Susma Hikayesi – Duygu Yılmaz

Susma Hikayesi*

“Çok uzun yollardan geliyorum. Öylesine söylemedim, gerçekten yol alıp durdum koca bir mevsim boyunca. Başka insanların, başka hayatlarını gördüm. Yollar, hayatı sorgulamak için belki, ben sorgulamayı bırakıp, soruları seçtim; çünkü anladım ki, sorgulanacak bir hayat bırakmamışım kendime.

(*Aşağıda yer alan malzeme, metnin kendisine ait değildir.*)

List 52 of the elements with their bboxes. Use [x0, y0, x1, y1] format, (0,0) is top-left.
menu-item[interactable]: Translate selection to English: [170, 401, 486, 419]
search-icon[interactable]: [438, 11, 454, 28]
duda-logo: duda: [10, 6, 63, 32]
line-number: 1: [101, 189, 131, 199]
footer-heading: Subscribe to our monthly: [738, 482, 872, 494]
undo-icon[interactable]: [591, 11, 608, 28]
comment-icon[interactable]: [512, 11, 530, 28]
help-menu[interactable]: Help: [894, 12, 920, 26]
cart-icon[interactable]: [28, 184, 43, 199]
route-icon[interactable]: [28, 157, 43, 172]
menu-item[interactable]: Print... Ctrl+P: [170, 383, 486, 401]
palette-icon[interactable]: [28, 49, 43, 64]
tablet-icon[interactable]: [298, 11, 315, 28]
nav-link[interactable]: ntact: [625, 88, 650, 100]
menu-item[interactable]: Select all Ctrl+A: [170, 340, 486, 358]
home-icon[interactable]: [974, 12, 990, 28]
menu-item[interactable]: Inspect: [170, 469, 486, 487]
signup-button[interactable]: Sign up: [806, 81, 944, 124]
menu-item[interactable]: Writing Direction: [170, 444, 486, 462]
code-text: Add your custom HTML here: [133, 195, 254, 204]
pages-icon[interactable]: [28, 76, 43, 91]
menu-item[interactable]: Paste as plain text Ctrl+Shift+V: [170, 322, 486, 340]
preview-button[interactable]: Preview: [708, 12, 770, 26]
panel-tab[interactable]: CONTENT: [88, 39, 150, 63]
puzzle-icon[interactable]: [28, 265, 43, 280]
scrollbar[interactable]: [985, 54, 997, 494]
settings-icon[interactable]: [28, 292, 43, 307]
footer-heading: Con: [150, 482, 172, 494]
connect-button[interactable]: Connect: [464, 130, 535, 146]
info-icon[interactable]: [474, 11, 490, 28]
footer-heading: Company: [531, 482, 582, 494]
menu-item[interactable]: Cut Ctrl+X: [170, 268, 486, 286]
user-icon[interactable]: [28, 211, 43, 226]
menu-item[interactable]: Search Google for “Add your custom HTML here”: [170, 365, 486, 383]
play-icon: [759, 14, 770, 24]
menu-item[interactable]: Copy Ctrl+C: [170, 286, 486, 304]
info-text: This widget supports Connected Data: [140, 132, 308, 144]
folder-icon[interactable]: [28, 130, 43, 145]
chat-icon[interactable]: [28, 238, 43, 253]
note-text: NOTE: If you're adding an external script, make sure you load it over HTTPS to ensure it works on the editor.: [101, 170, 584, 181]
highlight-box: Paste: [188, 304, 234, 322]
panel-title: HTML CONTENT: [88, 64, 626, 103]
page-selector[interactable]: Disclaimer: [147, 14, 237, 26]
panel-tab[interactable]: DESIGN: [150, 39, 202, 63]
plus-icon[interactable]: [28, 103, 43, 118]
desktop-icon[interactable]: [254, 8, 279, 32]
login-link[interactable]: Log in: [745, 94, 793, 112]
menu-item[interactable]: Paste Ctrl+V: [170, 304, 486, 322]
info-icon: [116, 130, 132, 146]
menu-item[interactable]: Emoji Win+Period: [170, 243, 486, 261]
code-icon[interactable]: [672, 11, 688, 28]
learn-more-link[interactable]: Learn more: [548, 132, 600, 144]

Şimdi yediklerim, içtiklerim benim olsun, size gördüklerimi anlatayım derken, tam olarak gördüğüm birkaç saniyelik anları nasıl anlatacağımı bilemiyorum…

Daha önce hiç görmediğim denizleri, karaları ve insanları bir yana bırakacağım. Hayat, gezdikçe yol aldığınızı zannettirirken, tam da kusursuz biçimde yerinde saydırıyor hepimizi, bunu daha öncelerden bildiğim için, düştüğüm her yolda, içime doğru yürümek isterim; çünkü bilirim ki, ne arıyorsam ve ne aramıyorsam, her zaman orada bulmuşumdur. Yeni gördüğünüz bir şehrin sokakları, caddeleri ve limanları her zaman ipucu verir; ama asıl ışık, oralara nasıl baktığınızdadır. Ben bu yolculuğumda aşkı gördüm. Kendim yaşamadım, büyük çoğunluğuna da tanık olmadım; ama bir bakışla, upuzun yıllar buldum. Hala “neden yalnızım?” diye düşünürken, hayatıma dair kararlar vermeye çalışırken, insanları dost, arkadaş, kardeş diye sınıflandırırken, kendimi çok gerilerde unuttuğumu duydum.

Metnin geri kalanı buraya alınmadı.